Uusitupa TM, Ilvonen SA, Laakso IM, and Nikoskinen KI. (2008). The effect of finite-difference time-domain resolution and power-loss computation method on SAR values in plane-wave exposure of Zubal phantom. Phys Med Biol 53:445-452.


The International Electrotechnical Commission is a leading global organization that sets international standards for electronic technologies. Currently, the organization is working to develop a standard method to measure and compute human exposure to radiofrequency (RF) fields. Exposure to RF fields is often measured as specific absorption rate (SAR), defined as the power absorbed per mass of tissue, and is expressed in watts per kilogram. SAR can be averaged over the entire body or over a small sample volume, often 10 grams.  Before this standard can be put into practice, factors that can influence accurate measurement of SAR must be understood.

To investigate the effects of two computational methods, finite-difference time-domain (FDTD) and power-loss computation, on SAR values using computer modelling.

A model of the human body was exposed to waves similar to those that would be emitted from a mobile phone antenna in a computer simulation. Whole body averaged SAR and 10g SAR values were calculated for different model settings and using both computation techniques.

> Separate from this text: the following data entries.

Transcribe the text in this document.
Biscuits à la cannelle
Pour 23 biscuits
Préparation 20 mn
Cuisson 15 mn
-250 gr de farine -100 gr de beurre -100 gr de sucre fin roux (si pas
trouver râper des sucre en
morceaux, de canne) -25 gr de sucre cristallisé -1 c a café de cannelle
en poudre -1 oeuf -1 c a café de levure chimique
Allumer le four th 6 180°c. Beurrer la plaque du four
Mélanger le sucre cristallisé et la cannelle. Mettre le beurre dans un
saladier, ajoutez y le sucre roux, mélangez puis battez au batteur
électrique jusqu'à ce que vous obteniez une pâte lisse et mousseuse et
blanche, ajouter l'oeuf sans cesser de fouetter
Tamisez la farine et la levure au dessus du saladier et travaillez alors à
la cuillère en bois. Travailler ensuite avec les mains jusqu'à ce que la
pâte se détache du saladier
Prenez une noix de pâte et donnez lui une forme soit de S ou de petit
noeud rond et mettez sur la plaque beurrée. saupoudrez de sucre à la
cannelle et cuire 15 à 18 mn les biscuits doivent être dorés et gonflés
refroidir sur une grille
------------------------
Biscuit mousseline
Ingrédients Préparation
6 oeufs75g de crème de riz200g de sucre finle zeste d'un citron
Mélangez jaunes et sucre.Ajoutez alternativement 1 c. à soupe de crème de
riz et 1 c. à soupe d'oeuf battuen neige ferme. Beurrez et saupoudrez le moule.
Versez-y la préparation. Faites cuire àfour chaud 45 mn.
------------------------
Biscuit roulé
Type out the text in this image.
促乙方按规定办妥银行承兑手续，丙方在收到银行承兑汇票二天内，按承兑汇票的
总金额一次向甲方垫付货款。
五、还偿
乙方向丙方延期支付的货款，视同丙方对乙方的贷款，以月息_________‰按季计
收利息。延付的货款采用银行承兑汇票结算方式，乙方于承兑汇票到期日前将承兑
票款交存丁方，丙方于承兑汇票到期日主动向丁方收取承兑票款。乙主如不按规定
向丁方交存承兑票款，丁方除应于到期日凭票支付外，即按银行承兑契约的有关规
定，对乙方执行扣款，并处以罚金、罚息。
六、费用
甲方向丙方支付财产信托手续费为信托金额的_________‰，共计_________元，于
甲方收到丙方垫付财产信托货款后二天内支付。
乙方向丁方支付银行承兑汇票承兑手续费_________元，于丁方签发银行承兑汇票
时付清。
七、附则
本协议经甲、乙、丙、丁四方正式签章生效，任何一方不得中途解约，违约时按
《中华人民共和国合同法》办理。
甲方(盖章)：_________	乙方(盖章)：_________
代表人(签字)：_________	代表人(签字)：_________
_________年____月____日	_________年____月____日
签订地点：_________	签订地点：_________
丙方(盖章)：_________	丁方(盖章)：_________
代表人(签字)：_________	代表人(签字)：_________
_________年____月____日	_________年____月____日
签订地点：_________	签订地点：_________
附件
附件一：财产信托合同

Values of whole body averaged SAR and of SAR averaged over 10g varied depending on the methods and model settings used. Values of SAR averaged over 10g were more sensitive to changes due to differences in measurements that were made in the fingers versus in thicker areas of the body such as the torso.

The results of this simulation study show that values of SAR depend on the computational method.  This should be considered when calculating human exposure to RF fields.